[Feature] Option to save model weights to CPU when memory saver mode is enabled (#10873)

Co-authored-by: molocule <34072934+molocule@users.noreply.github.com>
2025-10-03 04:48:19 -04:00
parent 34151f173b
commit 8c57490210
7 changed files with 78 additions and 22 deletions
--- a/docs/advanced_features/server_arguments.md
+++ b/docs/advanced_features/server_arguments.md
@@ -305,6 +305,7 @@ Please consult the documentation below and [server_args.py](https://github.com/s
 | `--num-continuous-decode-steps` | Run multiple continuous decoding steps to reduce scheduling overhead. This can potentially increase throughput but may also increase time-to-first-token latency.

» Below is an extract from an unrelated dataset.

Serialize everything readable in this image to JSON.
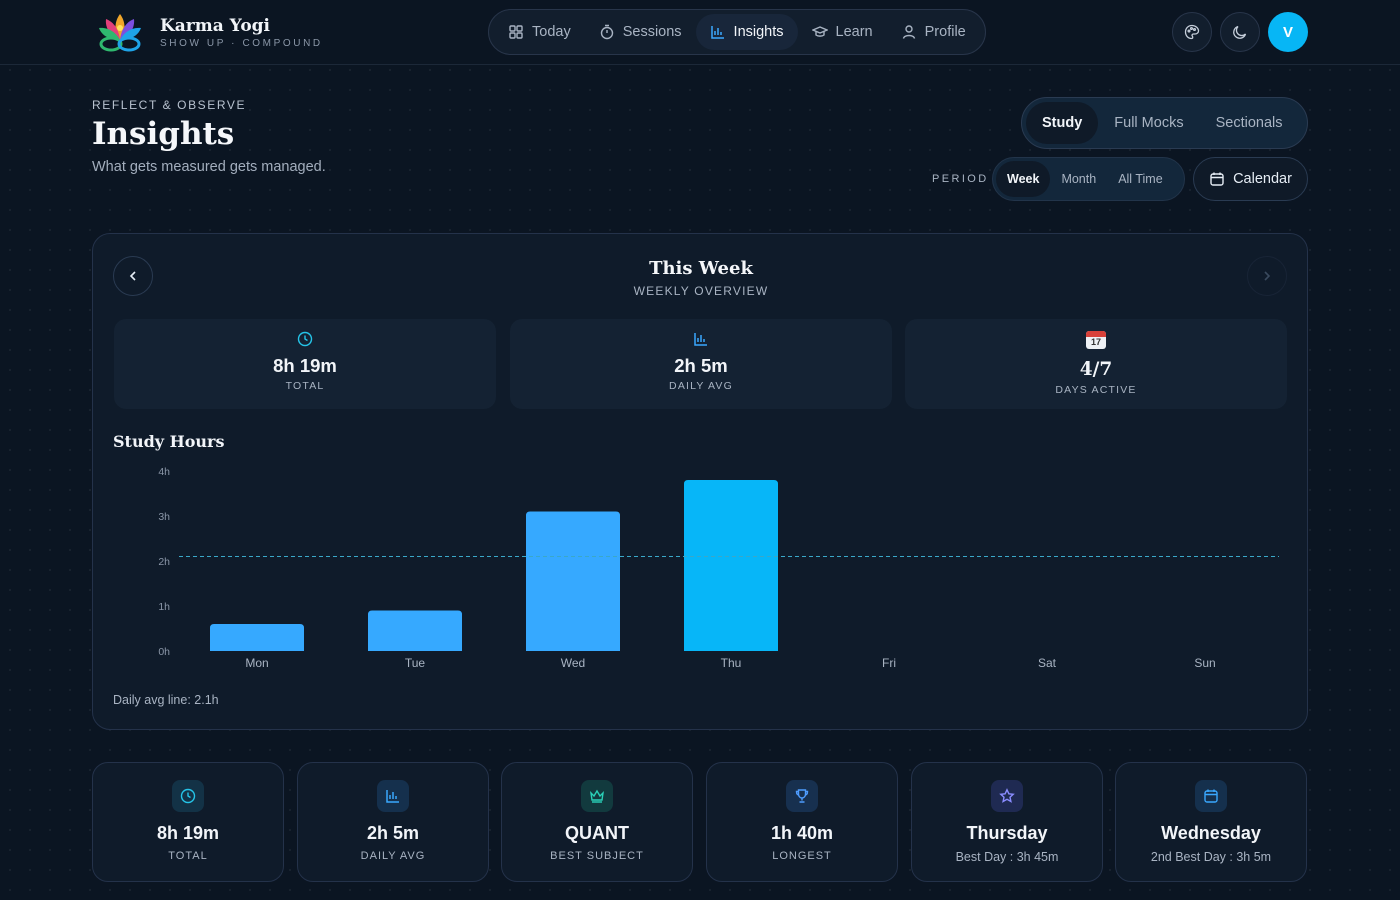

The default value is 1, meaning only run one decoding step at a time. | 1 |
 | `--delete-ckpt-after-loading` | Delete the model checkpoint after loading the model. | False |
 | `--enable-memory-saver` | Allow saving memory using release_memory_occupation and resume_memory_occupation. | False |
+| `--enable-weights-cpu-backup` | Save model weights to CPU memory during release_weights_occupation and resume_weights_occupation | False |
 | `--allow-auto-truncate` | Allow automatically truncating requests that exceed the maximum input length instead of returning an error. | False |
 | `--enable-custom-logit-processor` | Enable users to pass custom logit processors to the server (disabled by default for security). | False |
 | `--flashinfer-mla-disable-ragged` | Disable ragged processing in Flashinfer MLA. | False |